I wanted to show my class how mplus does FIML by default, but it appears that thus isn't the case for a linear regression with a single, observed, continuous outcome. I have a demo data set with 20 cases. The data are complete for the predictors and half are missing for Y. If I simply regress Y on X1 and X2, it drops the cases with missing data on Y, even though I have not specificed "LISTWISE=ON" in the data step. The estimates are the same as what I get in SPSS using listwise deletion. Am I correct then, that FIML is not the default in regression with a single DV? That is question #1.
Now for question #2. I know I can force Mplus to use all the cases by naming the variances of X1 and X2. But when I do so, I get the exact same unstandardized estimates and SEs as in the listwise deleted model. Why would that be? I thought that naming the variances would trigger FIML and that FIML would produce less biased (i.e., different) unstandardized estimates.
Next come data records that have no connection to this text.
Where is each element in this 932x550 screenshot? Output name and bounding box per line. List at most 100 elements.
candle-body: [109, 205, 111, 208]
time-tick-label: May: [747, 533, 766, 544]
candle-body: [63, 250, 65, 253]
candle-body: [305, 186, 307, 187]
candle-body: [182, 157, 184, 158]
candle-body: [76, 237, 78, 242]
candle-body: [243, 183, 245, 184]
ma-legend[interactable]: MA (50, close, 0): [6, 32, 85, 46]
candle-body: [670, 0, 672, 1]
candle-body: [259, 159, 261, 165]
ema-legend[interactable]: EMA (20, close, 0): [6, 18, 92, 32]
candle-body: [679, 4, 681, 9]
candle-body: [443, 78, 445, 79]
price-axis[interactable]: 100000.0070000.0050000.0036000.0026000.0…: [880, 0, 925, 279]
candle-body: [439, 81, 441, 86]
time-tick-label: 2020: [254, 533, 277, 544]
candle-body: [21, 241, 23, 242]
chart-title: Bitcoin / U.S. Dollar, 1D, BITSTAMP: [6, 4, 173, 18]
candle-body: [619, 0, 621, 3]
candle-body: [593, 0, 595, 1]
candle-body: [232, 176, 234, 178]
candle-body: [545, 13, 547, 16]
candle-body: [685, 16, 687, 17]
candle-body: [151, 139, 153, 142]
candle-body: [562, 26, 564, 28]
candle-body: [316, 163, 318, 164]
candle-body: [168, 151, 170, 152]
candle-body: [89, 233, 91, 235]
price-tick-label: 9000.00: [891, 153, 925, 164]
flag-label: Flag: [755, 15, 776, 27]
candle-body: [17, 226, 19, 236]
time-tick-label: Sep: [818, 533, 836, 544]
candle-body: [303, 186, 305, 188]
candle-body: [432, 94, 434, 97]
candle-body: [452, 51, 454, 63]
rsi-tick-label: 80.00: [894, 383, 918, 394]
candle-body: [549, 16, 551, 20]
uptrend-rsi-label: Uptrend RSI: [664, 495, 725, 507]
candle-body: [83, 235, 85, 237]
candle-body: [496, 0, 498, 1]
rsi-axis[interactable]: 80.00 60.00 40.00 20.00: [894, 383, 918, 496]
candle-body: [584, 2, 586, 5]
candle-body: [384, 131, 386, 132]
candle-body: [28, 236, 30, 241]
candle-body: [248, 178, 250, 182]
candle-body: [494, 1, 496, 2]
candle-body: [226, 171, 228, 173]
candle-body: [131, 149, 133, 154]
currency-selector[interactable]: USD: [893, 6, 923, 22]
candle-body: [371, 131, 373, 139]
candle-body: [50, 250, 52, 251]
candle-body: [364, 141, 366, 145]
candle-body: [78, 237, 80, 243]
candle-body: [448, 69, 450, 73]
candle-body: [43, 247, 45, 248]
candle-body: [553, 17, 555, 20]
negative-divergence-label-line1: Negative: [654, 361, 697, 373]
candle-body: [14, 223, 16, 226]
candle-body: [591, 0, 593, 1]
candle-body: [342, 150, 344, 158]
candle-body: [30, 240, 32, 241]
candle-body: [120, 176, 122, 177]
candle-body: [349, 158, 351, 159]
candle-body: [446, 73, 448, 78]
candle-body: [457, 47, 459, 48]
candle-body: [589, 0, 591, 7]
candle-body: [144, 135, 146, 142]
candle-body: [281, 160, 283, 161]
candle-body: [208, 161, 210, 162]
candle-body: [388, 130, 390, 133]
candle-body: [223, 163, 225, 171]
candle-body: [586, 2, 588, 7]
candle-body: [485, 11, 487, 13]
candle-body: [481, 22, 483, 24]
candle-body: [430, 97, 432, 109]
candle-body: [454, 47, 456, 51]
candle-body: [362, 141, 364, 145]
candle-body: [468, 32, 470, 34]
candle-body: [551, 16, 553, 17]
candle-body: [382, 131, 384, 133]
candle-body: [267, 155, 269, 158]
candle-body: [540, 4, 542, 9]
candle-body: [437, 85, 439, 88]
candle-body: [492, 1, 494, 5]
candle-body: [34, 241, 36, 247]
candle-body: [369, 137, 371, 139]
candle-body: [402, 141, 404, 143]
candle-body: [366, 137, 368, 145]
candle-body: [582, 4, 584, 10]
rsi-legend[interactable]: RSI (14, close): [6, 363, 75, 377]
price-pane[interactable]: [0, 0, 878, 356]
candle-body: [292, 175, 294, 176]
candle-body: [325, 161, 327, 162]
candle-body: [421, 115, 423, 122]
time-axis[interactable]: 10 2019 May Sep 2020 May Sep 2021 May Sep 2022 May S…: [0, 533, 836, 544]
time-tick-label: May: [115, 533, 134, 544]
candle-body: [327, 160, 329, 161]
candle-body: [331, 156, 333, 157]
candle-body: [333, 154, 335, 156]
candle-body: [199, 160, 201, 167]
I have replicated this phenomenon in a larger data set, where I know for sure that the probability of missing data on Y is conditioned on one of the X variables.
I am considering how to address missing data for plain multiple linear regression (i.e., 1 DV measured as an observed variable). I have missing data on both the DV and predictors.
1. If you include auxiliary variables in this case, does this add to the model estimation? Saturated correlates examples often focus on latent variable models.
2. For this model, what would be the FIML equivalent in Mplus of completing multiple imputation on IVs and DV while including extra auxiliary covariates during the MI process? It appears from the answer to the prior question that naming the variances of Xs does not affect the slopes if Y is missing.